Chapter 1 Of Brazen Head

She said “My mother lost my father when I was seven years old and she was five months pregnant with my youngest sister. Life was different for us since the company that had to pay my mother money from my father’s death closed the business and we didn’t have any life insurance and he was the major breadwinner. We moved with my grandmother for a while and my mother relationship with her mother were not in good term because both of them had a choleric personality. We slept outside under ovacado’s tree in the yard, sometime over my mother’s friend home and one time in the cemetary. Our life got better after my uncle came to the USA and sent for his sisters and brothers.
By the time I got married and have kids, I was afraid that I might died and left my children with only one parent. Because of her experiences my mother understood the dissapointment I felt after my divorced after thirteen years of marriage. The experience left me hurt and looking at people in different ways because of the lies that my ex husband told other people, I do not want to hold on to the bitterness that I felt. We have a great relationship because she knew that when my finances allowed me to support her that I did my best to give her a comfortable life and she got to brag about me. I know that she worried about me and want the best for me. My sister would sometime said to me that I was saying things like our mother because I would asked her if she was going to prepared foods for her spouse. When I was married I made sure that my spouse’s foods were ready for him even when were mad at each other.
My mother supported me after the divorced the best way she can and she would prayed for me all the times, she kept me company during the days, she used the money she had to helped me with the business that I was running after my ex husband ruined it.
I understood more what she went through because as single mom so many men offered to helped me but wanted something from. They were married men that wanted someone else on the side, they had no shame in lying or trying to take advantage when I was in my lowest point in my life. Unless you are spiritually strong or mature, you will fall for their lies and ended up loosing yourself.
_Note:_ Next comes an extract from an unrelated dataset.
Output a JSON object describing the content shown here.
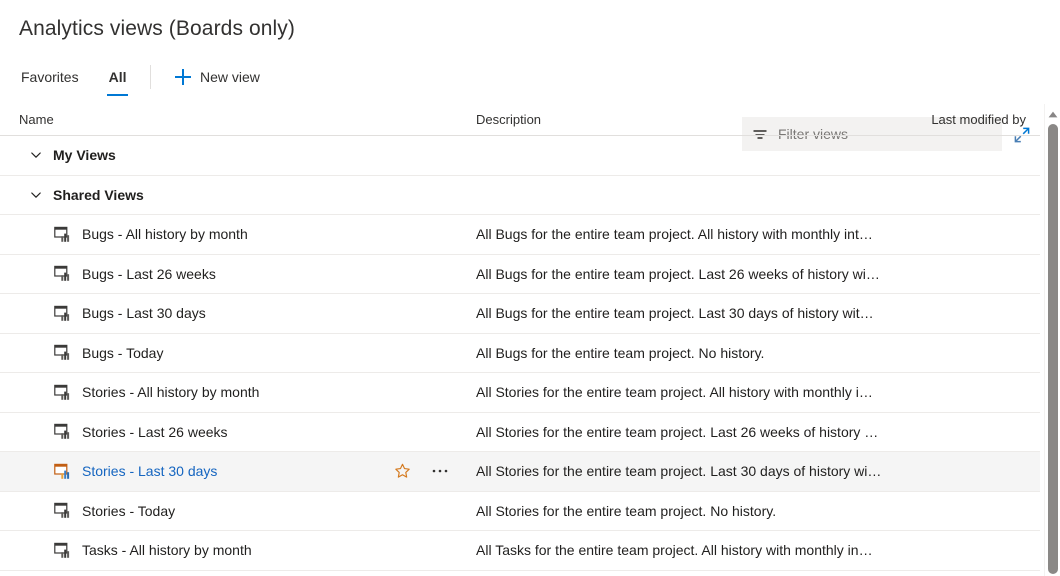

I realized that I am as forgiven and strong as my mother because I wanted things to be done a certain way in the business that I was running with my then husband but his sisters gave me such a hard times that I ended up resenting their relationship. I started to compete for his loved and didn’t focus on my own vision. I have so much in me to do but I couldn’t let go of what I built with him that I became bitter, and eventually I asked him to give me the divorce. I am working on forgiveness and the bitterness so I can move a step further to receive the provisions that God has for me.”